After the repair: verify and watch the hardware

A clean fsck run doesn’t mean a healthy disk. Check what lost+found caught, remount read-only, and look at SMART data:

sudo mount -o ro /dev/sdb1 /mnt/check
ls -la /mnt/check/lost+found
sudo smartctl -a /dev/sdb | grep -iE "reallocated|pending|uncorrect"

If reallocated or pending sector counts are climbing, the filesystem was a symptom and the disk is the disease — plan a replacement. You can hand the SMART output to the AI to summarize the failure indicators, then take that summary to your own judgment about replacement. The monitoring alerts helper is useful for turning recurring I/O errors into an alert rule so the next failing disk announces itself before it drops you to a rescue shell.

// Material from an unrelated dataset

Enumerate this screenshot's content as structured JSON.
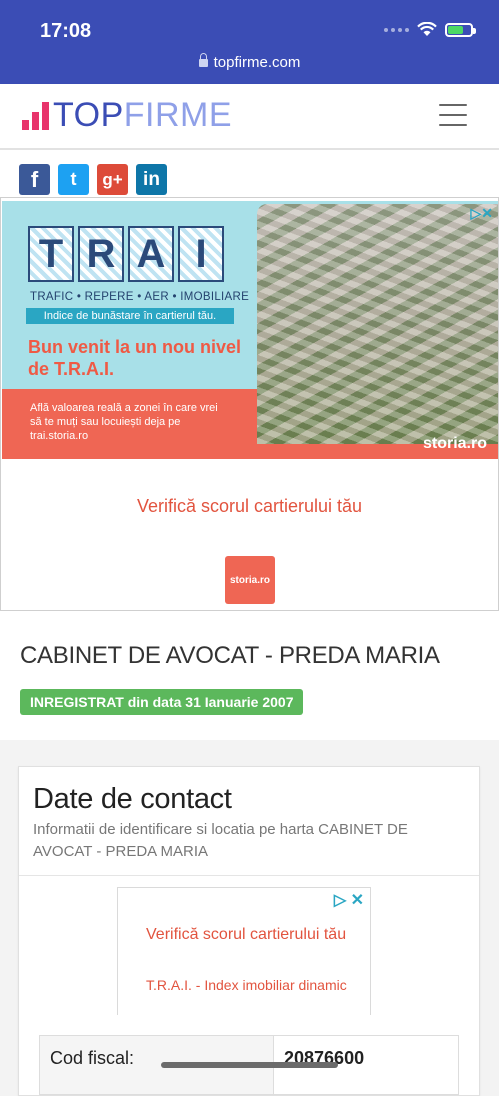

Keep AI out of the write path

The through-line of every filesystem recovery: AI reads, humans write. The model can classify damage, explain a backup superblock, and draft the repair sequence — all enormously helpful when you’re stressed. It must never have credentials to your box and must never be the thing that runs a command that mutates a disk. Filesystem repair is irreversible in a way config edits aren’t, and that’s exactly the work that needs a human who understands the stakes holding the keyboard. I keep my vetted recovery checklists in the prompt packs and broader prompts library so the next emergency starts from a calm, known-good sequence.

Conclusion

Corrupted filesystems are recoverable far more often than people fear — but only if you slow down. Confirm the type, unmount, dry-run with -n, image anything valuable, and read before you write. AI is a superb calm second reader for the dense output and a fast drafter of the repair plan. The decision to actually write to the disk stays with you, every time.